In R v D  EWCA Crim 2995, the CACD held inter alia that:
• It is important that wherever possible, those who may be victims of trafficking are identified before any plea is taken at court.
• Should the matter be raised at the first hearing the judge will need to determine, as a matter of judgment on the facts of the individual case, whether a defendant is a potential credible victim of trafficking. If he/she so determines, then the case should be adjourned for a National Referral Mechanism referral to be made. This should take 45 days but in practice may be considerably longer.
• In such cases, the usual stage timetable for case progression under Better Case Management in the Crown Court, and Transforming Summary Justice in the Magistrates’ Court, cannot apply and stage dates will need to be altered to accommodate the referral.
However, published research I undertook with colleagues from Trilateral Research in 2018 found that it becomes increasingly difficult to identify victims of human trafficking when online courts are used. Trafficked persons engage with the justice system in a variety of ways. Some are witnesses to trafficking crimes in a criminal prosecution, others may themselves be on trial for crimes they were compelled to commit as a result of their trafficking situation. Additionally, they can be party to a civil case, e.g., arising out of an employment situation. In each of these cases there is possibility for the victim to be identified, if they are not already, as somebody who has a right to assistance and support. There is an opportunity for the State (through justice systems) to enable sensitive identification and thus fulfil human rights obligations. When cases go online there are serious questions with regard to privacy and data protection and how the implementation of online court processes may act as a barrier to identifying victims of human trafficking. Add to this, that confessions in a referral mechanism are not protected from admissibility in criminal proceedings and the chance of identifying trafficked persons, already under pressure from their traffickers, becomes very remote indeed. Additional research has shown that it is only through safe structures to confess that a trafficked person, accused of committing crime, will be able to achieve non-prosecution for that crime.

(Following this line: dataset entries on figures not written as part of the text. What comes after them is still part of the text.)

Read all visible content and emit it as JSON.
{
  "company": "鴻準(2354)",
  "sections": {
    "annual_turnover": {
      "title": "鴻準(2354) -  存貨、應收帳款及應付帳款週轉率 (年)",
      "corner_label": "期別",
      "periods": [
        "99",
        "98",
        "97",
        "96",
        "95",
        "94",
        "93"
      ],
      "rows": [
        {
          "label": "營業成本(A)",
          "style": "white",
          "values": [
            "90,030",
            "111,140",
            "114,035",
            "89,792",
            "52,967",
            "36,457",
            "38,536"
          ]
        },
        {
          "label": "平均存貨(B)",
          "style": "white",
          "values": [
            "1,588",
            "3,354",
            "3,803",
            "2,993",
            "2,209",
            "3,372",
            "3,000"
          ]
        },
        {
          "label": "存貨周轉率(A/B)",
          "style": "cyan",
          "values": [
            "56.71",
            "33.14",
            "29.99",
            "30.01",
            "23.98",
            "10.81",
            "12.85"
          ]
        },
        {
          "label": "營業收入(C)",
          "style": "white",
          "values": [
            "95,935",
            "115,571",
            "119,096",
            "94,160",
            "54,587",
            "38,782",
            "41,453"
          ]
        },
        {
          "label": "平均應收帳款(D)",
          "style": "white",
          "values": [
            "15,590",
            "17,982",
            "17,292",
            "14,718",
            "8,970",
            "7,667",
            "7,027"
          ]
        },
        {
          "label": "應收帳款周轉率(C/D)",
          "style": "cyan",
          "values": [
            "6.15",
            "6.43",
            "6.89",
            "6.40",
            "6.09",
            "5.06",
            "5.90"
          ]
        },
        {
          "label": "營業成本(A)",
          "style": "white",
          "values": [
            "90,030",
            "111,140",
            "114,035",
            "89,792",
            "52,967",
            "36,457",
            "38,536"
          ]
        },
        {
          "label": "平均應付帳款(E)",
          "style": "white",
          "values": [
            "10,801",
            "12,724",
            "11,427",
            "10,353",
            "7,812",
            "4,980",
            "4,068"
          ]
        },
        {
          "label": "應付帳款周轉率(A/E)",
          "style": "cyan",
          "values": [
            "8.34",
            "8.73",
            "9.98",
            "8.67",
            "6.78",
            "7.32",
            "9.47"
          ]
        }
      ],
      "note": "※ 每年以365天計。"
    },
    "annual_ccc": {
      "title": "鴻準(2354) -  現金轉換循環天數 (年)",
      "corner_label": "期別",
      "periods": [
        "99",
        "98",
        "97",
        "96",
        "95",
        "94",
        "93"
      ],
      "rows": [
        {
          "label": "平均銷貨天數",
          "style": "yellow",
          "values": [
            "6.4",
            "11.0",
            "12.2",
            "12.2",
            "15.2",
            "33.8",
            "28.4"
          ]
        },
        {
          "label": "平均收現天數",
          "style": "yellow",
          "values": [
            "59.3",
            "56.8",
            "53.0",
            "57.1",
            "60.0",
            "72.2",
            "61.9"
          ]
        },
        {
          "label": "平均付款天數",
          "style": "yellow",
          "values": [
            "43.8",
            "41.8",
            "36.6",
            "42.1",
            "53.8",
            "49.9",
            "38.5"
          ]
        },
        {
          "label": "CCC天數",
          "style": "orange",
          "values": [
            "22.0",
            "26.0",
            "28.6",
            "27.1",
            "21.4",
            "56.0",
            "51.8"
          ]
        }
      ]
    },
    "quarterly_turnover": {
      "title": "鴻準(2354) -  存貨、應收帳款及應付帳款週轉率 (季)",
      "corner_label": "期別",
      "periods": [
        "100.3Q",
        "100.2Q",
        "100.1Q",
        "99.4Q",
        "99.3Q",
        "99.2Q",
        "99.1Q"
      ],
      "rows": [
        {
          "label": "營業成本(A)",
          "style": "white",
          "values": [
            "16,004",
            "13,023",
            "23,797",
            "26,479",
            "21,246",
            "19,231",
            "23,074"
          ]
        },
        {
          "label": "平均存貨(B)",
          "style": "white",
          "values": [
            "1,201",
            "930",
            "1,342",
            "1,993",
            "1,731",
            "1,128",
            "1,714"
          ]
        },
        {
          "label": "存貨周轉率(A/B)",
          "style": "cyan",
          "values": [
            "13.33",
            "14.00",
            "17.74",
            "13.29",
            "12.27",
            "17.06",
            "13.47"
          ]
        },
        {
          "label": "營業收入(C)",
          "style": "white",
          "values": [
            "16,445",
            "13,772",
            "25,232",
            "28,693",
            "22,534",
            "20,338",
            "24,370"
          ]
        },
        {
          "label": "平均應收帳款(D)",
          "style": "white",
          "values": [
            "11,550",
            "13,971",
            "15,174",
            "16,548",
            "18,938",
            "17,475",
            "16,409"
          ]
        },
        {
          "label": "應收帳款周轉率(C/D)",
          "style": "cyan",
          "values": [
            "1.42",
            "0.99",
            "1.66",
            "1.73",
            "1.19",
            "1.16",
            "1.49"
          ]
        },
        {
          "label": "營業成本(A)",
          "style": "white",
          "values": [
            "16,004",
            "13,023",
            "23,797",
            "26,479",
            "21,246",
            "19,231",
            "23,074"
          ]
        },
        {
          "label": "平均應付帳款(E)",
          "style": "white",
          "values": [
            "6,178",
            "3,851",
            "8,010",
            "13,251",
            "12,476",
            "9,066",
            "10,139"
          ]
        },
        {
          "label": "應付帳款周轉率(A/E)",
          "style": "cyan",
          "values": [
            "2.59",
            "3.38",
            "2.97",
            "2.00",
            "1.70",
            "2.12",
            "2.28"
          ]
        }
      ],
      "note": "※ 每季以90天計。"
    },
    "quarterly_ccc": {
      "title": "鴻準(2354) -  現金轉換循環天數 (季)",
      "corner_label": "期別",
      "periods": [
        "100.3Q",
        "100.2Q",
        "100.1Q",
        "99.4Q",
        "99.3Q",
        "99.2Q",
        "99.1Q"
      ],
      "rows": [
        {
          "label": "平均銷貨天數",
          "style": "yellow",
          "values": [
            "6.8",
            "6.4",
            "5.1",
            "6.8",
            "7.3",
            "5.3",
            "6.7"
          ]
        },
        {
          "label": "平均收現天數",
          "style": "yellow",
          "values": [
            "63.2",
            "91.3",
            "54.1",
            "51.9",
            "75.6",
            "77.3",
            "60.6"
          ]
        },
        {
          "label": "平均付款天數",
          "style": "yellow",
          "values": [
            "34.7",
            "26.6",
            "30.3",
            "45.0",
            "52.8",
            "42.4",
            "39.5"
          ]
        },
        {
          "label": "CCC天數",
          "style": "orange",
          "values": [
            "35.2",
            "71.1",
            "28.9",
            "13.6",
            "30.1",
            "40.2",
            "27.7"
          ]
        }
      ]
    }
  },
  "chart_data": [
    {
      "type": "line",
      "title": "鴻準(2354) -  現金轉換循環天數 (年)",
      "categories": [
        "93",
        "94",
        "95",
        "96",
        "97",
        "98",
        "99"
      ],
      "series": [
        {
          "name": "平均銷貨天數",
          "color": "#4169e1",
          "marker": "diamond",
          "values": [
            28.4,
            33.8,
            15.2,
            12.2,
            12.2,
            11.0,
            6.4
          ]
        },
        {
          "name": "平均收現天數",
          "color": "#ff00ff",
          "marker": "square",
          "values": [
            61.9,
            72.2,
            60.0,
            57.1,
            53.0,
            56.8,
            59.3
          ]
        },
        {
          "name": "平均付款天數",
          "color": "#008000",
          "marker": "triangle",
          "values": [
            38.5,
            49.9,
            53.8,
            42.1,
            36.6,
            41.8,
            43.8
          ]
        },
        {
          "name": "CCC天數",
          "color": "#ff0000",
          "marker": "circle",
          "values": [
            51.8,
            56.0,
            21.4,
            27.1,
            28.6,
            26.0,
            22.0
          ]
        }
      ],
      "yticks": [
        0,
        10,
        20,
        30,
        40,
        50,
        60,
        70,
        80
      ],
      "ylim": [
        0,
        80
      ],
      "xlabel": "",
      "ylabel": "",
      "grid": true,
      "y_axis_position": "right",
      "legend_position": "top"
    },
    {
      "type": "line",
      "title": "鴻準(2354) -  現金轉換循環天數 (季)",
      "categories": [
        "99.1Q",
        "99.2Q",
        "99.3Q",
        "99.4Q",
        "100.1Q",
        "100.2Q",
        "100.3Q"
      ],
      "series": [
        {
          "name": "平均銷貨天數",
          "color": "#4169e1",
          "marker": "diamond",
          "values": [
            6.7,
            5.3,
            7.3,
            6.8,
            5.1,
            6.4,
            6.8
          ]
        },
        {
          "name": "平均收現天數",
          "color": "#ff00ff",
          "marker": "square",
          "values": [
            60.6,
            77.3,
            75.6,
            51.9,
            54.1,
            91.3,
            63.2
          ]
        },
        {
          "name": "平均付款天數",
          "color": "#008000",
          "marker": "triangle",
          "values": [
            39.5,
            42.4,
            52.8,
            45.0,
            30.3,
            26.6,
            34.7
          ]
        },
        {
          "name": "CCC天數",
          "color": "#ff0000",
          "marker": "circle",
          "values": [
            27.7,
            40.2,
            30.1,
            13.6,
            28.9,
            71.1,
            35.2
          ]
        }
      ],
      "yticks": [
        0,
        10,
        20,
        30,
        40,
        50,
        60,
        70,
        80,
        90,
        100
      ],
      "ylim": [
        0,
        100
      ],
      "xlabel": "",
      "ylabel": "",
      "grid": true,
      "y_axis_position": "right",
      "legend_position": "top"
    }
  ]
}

Part of the UN warning referred to above came from Ilias Chatzis, the Chief of UNODC’s Human Trafficking Section who said that “traffickers may become more active and prey on people who are even more vulnerable than before because they have lost their source of income due to measures to control the virus.”
There is a risk in times of a pandemic that law enforcement resources are diverted due to emergency policing and of course we know that vulnerable people are more at risk of contracting the virus and have less access to healthcare. Add to this the potential for a lack of access to justice through the drive for online courts and we can start to see how the criminal justice system can fail the victims in the dock who we are under an obligation to protect. Thus, trafficked persons are victimised by their traffickers and doubly victimised by the State.